The Standard has established that the boy who survived the lynch mob was aged about 15, and was the one riding the motorbike while his friend and agemate who died was the one who allegedly snatched the phone. The two grew up within Wema in Kawangware. When we arrived at this particular scene, their mission gone awry was there for all to see.
A pair of white sneakers worn by the dead teenager was hanging from a power line running parallel to the road. We were told this is a common ritual performed whenever a dangerous criminal is killed as a sign of ‘honour among thieves’.
“That is a ritual around here when a gang member is killed. We know the boys very well. The one who survived is a Form Two student at St Andrews Secondary while his friend who was killed was also a student, but dropped out sometime last year,” a boda boda operator revealed.
The operator adds, “The gang involves young boys who usually train at night on how to snatch stuff like handbags and phones. One of them walks beside the road with a phone while two others follow on a motorbike to perform a mock snatch. They do that to sharpen their skills.”
Another source intimated that those who have perfected the art hire motorbikes to execute their missions. They pay between Sh500 and Sh1,000 a day to the unsuspecting motorbike owners. They then use the motorbikes for snatching missions within the city.
Our sources indicate that the teen gang is spread out in the city. “They operate as far as Karen, Lavington, Kilimani and sometimes prowl along Argwings Kodhek Road.”
When The Standard traced the remaining boy’s mother deep in the sprawling Kawangware slums on Tuesday evening, she was still mourning the tragedy that befell her son. “He is my son; he was supposed to join Form Two next week. I don’t know about the one who died. My son is recovering well, that’s all I can say for now.”
Too pained to talk anymore, the mother abandoned our interview. She was in the company of a friend who was comforting her. We traced the owner of the ill-fated boda boda at Muthangari police station. His motorcycle was impounded and he, too, was later arrested on suspicion that he had hired it out to thieves.
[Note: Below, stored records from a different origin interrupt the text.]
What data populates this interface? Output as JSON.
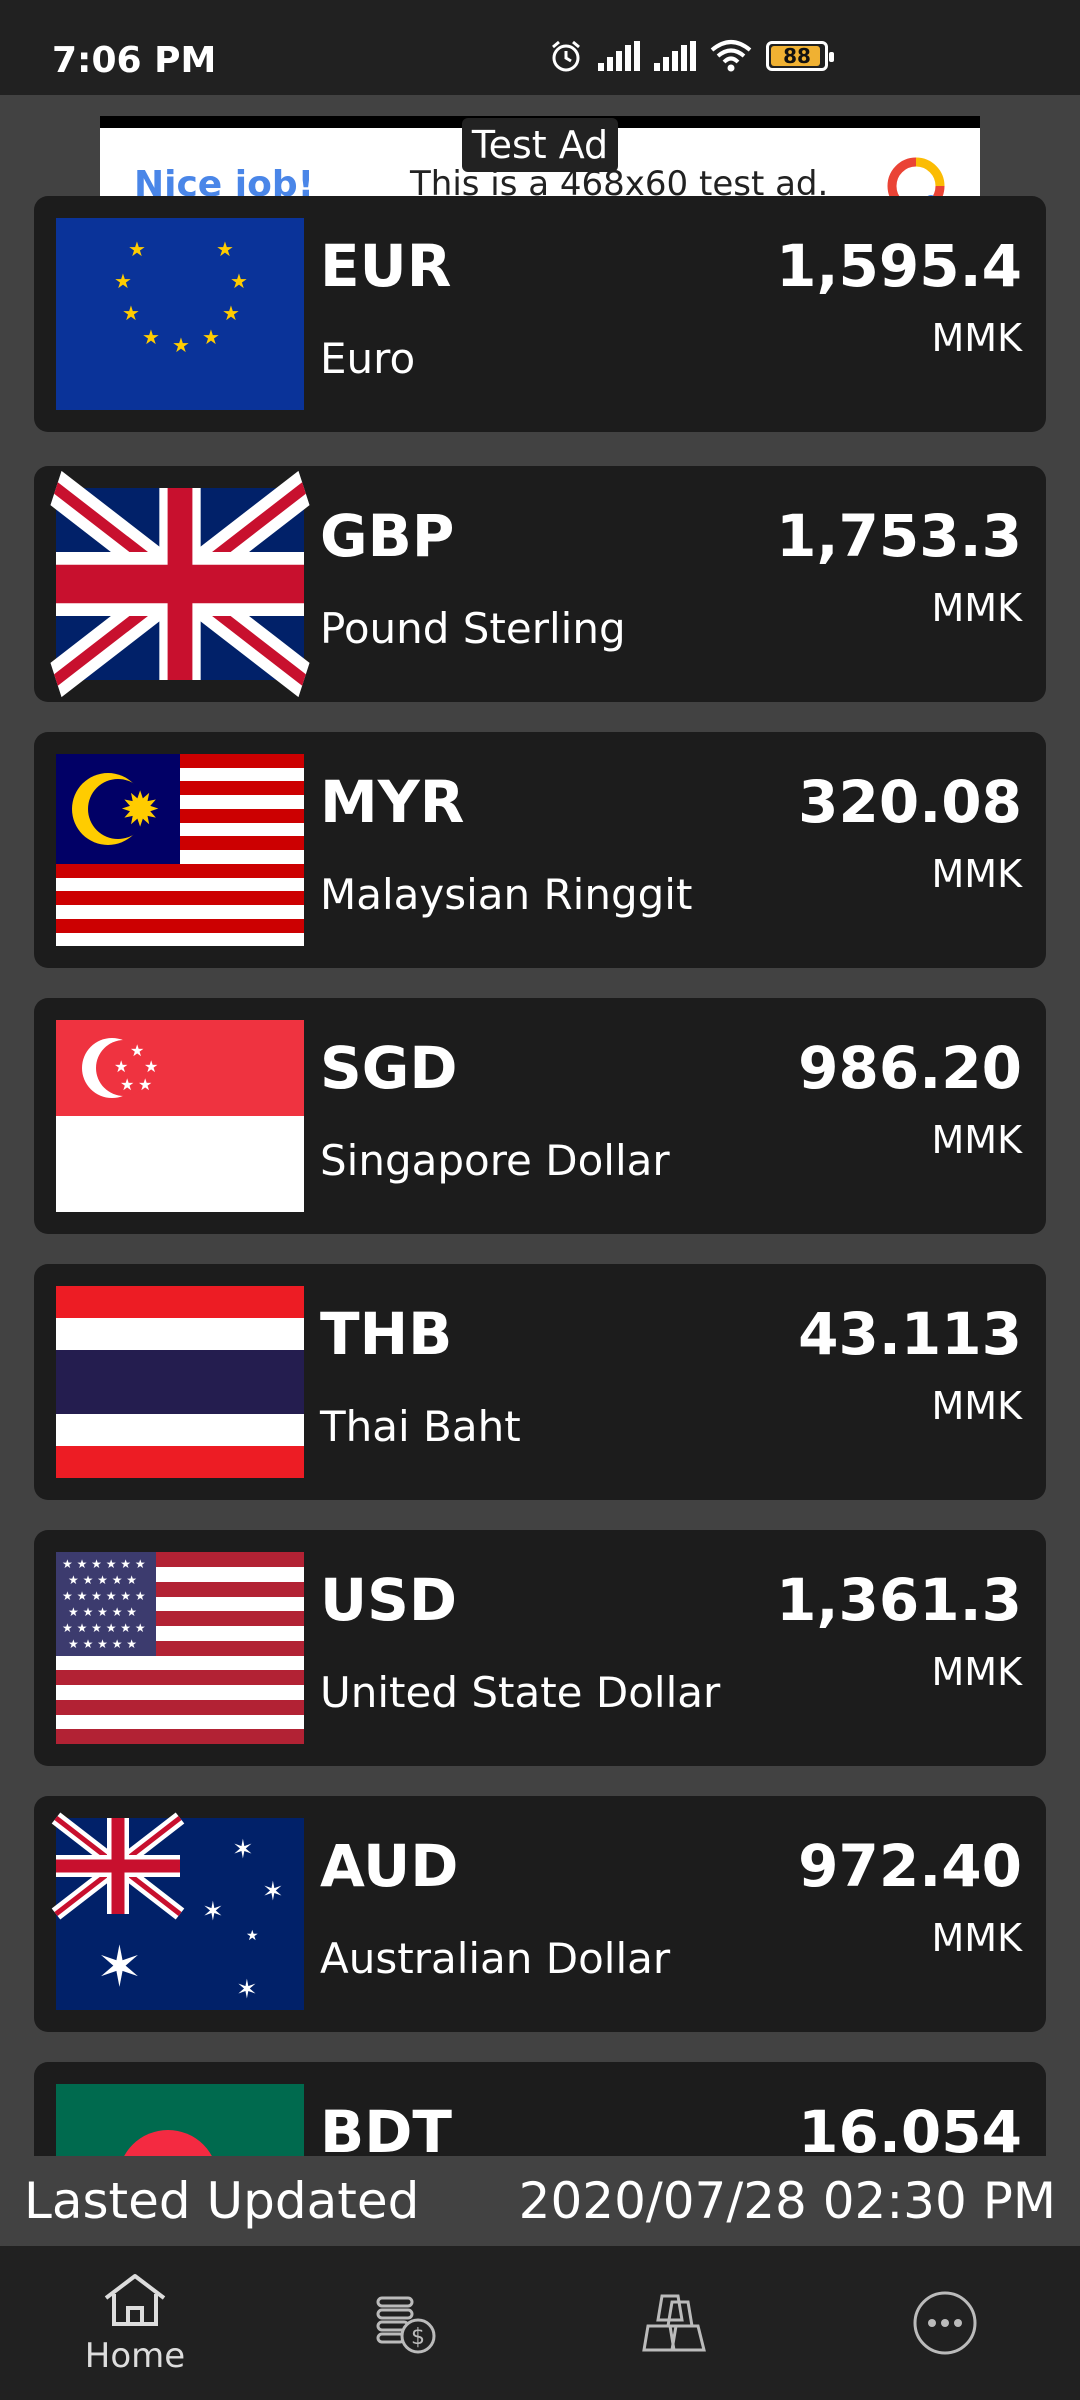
{
  "status": {
    "time": "7:06 PM",
    "battery": "88"
  },
  "ad": {
    "label": "Test Ad",
    "nice": "Nice job!",
    "text": "This is a 468x60 test ad."
  },
  "rates": [
    {
      "code": "EUR",
      "name": "Euro",
      "rate": "1,595.4",
      "unit": "MMK",
      "flag": "eu-flag"
    },
    {
      "code": "GBP",
      "name": "Pound Sterling",
      "rate": "1,753.3",
      "unit": "MMK",
      "flag": "uk-flag"
    },
    {
      "code": "MYR",
      "name": "Malaysian Ringgit",
      "rate": "320.08",
      "unit": "MMK",
      "flag": "malaysia-flag"
    },
    {
      "code": "SGD",
      "name": "Singapore Dollar",
      "rate": "986.20",
      "unit": "MMK",
      "flag": "singapore-flag"
    },
    {
      "code": "THB",
      "name": "Thai Baht",
      "rate": "43.113",
      "unit": "MMK",
      "flag": "thailand-flag"
    },
    {
      "code": "USD",
      "name": "United State Dollar",
      "rate": "1,361.3",
      "unit": "MMK",
      "flag": "usa-flag"
    },
    {
      "code": "AUD",
      "name": "Australian Dollar",
      "rate": "972.40",
      "unit": "MMK",
      "flag": "australia-flag"
    },
    {
      "code": "BDT",
      "name": "",
      "rate": "16.054",
      "unit": "",
      "flag": "bangladesh-flag"
    }
  ],
  "footer": {
    "label": "Lasted Updated",
    "datetime": "2020/07/28 02:30 PM"
  },
  "nav": {
    "home": "Home"
  },
  "colors": {
    "background": "#424242",
    "card": "#1c1c1c",
    "bars": "#212121",
    "ad_accent": "#4a86e8"
  }
}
The boda boda owner told The Standard that he was a tenant in one of the houses owned by one of the teenager’s family. “The boy called me around 11 am while I was preparing to leave home and told me he wanted my motorbike to use with someone. When I stepped out, he had already picked the bike from where I usually park it,” he claimed.
According to him, his landlord’s son “usually borrows the motorbike on Sundays to treat his girlfriend. Sometimes he pays me Sh1,500 for me to take them around. On this day, I was called by police to come to the station after the incident.”
An officer at the station, however, said they are holding the suspect to explain his relationship with the teenagers.
According to the police, the gangs involving teens are on the rise.
“They are very dangerous not only here, but also in other places. It is unfortunate that young boys are killed this way. Parents should closely monitor their children now because we are in an unforgiving society,” said the officer.